CleanSteve

By CleanSteve

'Mayflower' steaming up the Golden Valley, Stroud

I have been snowed under with final proofing of the big Plan document which we have to print next week for the imminent public consultation.  It is 100 pages long with dense text, but I finished mid afternoon today.

I had an appointment with this steam engine which I knew was travelling up the Golden Valley today in the direction of London.  It was on a circular day trip via Worcester so would only appear once today.  I have seen the engine before but never in this valley.

Its name is Mayflower and was built in the 1940s, after the end of the war, I believe, and spent its early working life on the Eastern Region, so I didn't see many of its type when I was a little boy trainspotting.
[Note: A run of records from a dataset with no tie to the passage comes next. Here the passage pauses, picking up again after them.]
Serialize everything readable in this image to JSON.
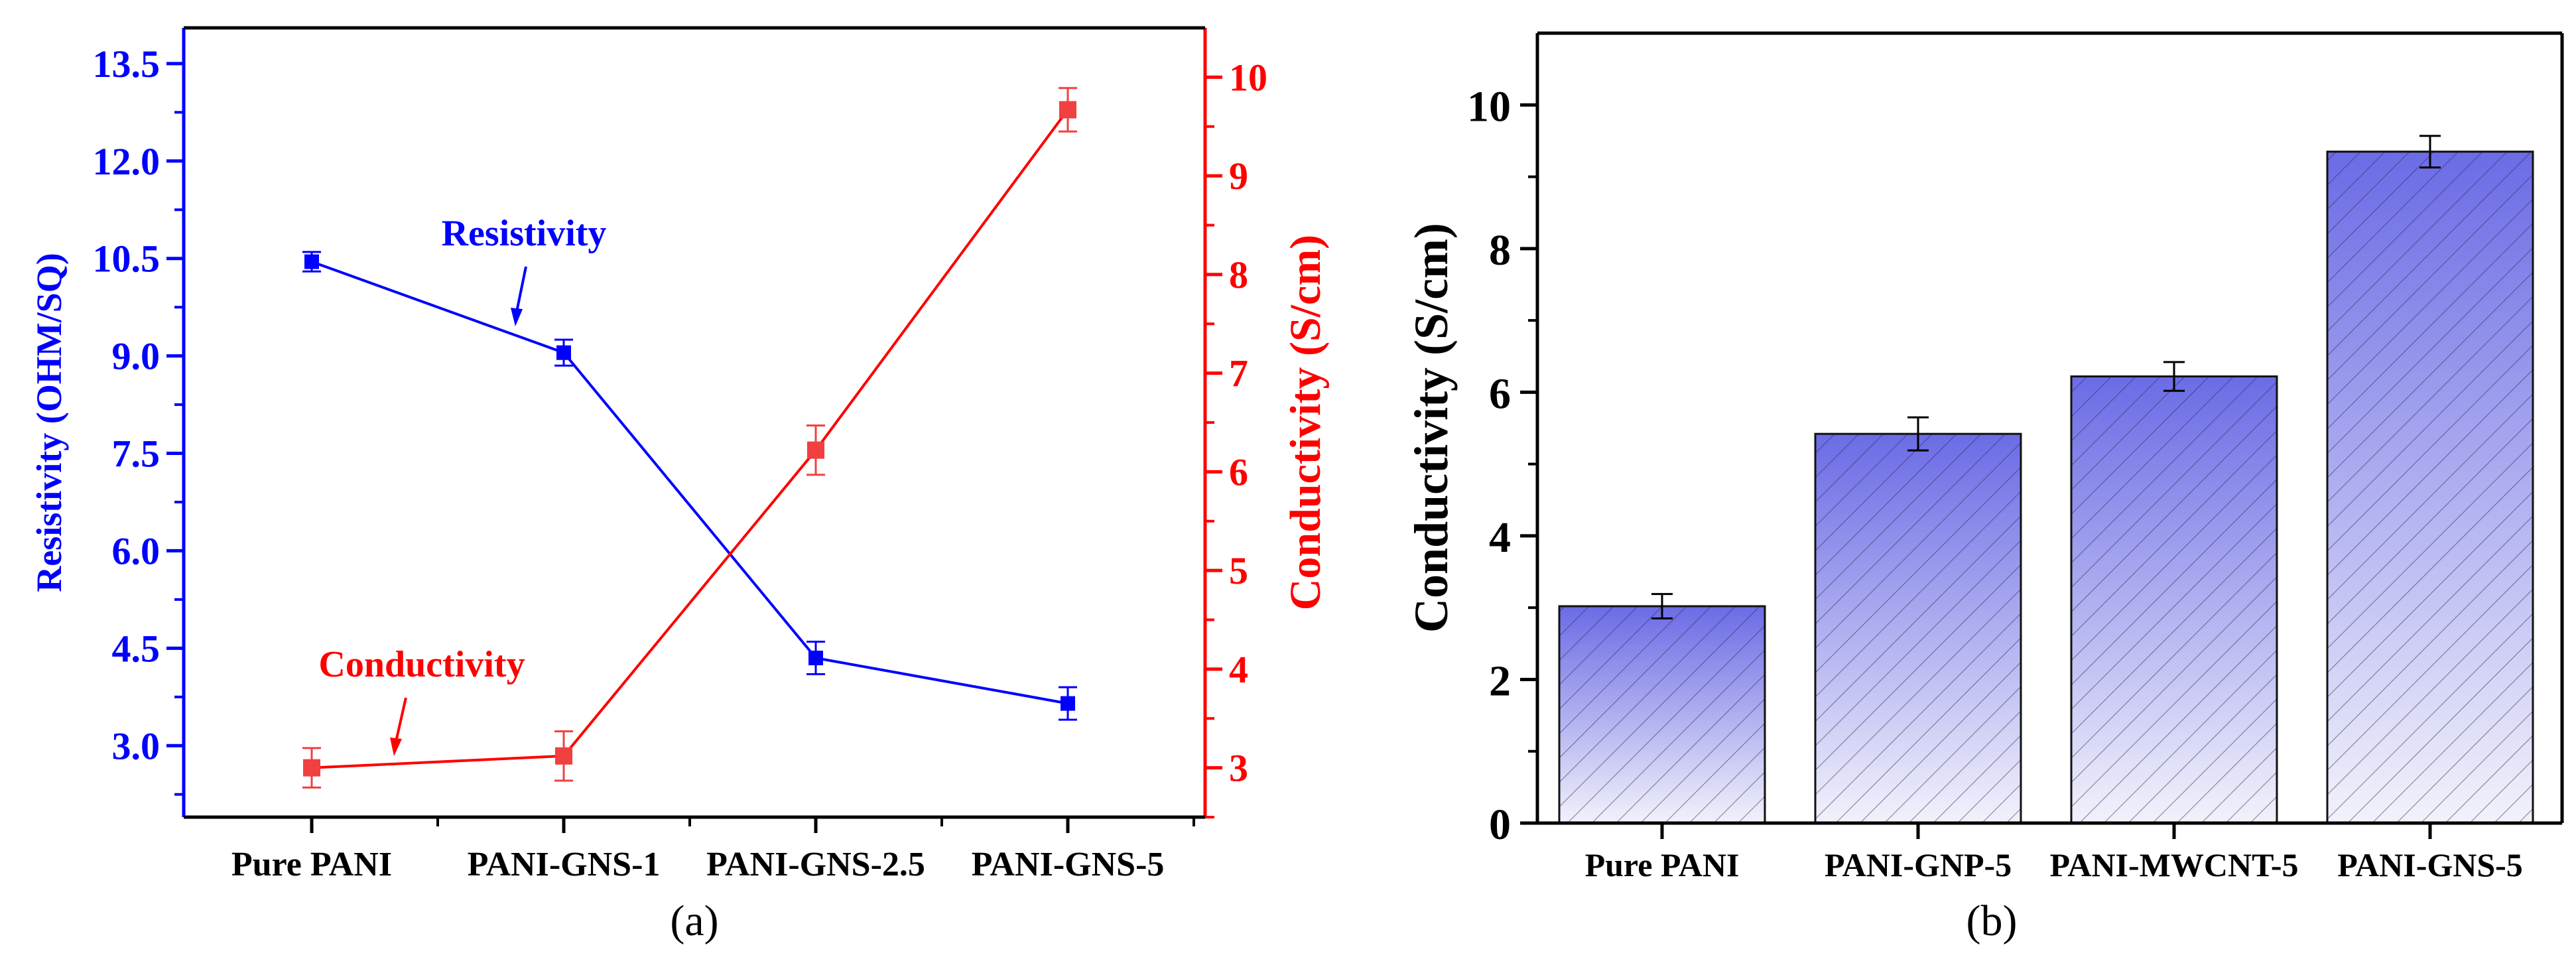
{
  "chart_data": [
    {
      "panel_label": "(a)",
      "type": "line",
      "categories": [
        "Pure PANI",
        "PANI-GNS-1",
        "PANI-GNS-2.5",
        "PANI-GNS-5"
      ],
      "series": [
        {
          "name": "Resistivity",
          "axis": "left",
          "color": "#0000ff",
          "values": [
            10.45,
            9.05,
            4.35,
            3.65
          ],
          "errors": [
            0.15,
            0.2,
            0.25,
            0.25
          ]
        },
        {
          "name": "Conductivity",
          "axis": "right",
          "color": "#ff0000",
          "marker_color": "#f04040",
          "values": [
            3.0,
            3.12,
            6.22,
            9.67
          ],
          "errors": [
            0.2,
            0.25,
            0.25,
            0.22
          ]
        }
      ],
      "ylabel_left": "Resistivity (OHM/SQ)",
      "ylabel_right": "Conductivity (S/cm)",
      "ylim_left": [
        1.9,
        14.05
      ],
      "ylim_right": [
        2.5,
        10.5
      ],
      "yticks_left": [
        "3.0",
        "4.5",
        "6.0",
        "7.5",
        "9.0",
        "10.5",
        "12.0",
        "13.5"
      ],
      "yticks_right": [
        "3",
        "4",
        "5",
        "6",
        "7",
        "8",
        "9",
        "10"
      ],
      "annotations": [
        {
          "text": "Resistivity",
          "color": "#0000ff",
          "points_to": "PANI-GNS-1"
        },
        {
          "text": "Conductivity",
          "color": "#ff0000",
          "points_to": "Pure PANI"
        }
      ]
    },
    {
      "panel_label": "(b)",
      "type": "bar",
      "categories": [
        "Pure PANI",
        "PANI-GNP-5",
        "PANI-MWCNT-5",
        "PANI-GNS-5"
      ],
      "values": [
        3.02,
        5.42,
        6.22,
        9.35
      ],
      "errors": [
        0.17,
        0.23,
        0.2,
        0.22
      ],
      "ylabel": "Conductivity (S/cm)",
      "ylim": [
        0,
        11
      ],
      "yticks": [
        "0",
        "2",
        "4",
        "6",
        "8",
        "10"
      ],
      "bar_color": "#6b6be0"
    }
  ]
}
I had considered where the best angle to film it might be and decided to go back to a place I found many years ago when I videotaped Tornado on its first trip through here.  But sadly when I reached the location after scrambling over three fences, and across two steep fields on the hillside opposite to us, I found the whole embankment completely overgrown.  I thought I might break through the tall scrub which I couldn't see over, but managed to tumble down a very steep bit and decided I needed a Plan B.

So I returned to the path up the hillside and walked back to the foot crossing over over the railway tracks and perched beside the line for a more prosaic shot.  Another man was already set up there with both a video and a stills camera so we chatted. Luckily he had a mobile which gave him up the minute info on where the engine was.  From the time we first heard its whistle it took about a minute to reach us, having passed through Stroud station and started the notorious climb up the Golden Valley.

This route is quite famous because not only is it an absolutely beautiful stretch of Cotswold countryside, but the deep valley climbs very steeply and is an serious challenge for the engines when going eastbound.  About two miles further up the valley the line becomes the even steeper Sapperton Bank which twists around the sides of the hills before plunging into a long tunnel towards Cirencester and then Swindon.  From there it is almost all downhill or flat all the way to London.

There is another steam visitor here on Saturday so I shall endeavour to find abetter vantage point as that engine is one I knew well as a kid and I it will be very nostalgic.

We live on the hillside up high on the right of the picture. There is another picture of Mayflower in the 'Extras photo', which shows more of the valley as i looked back towards Stroud which is abut a mile away.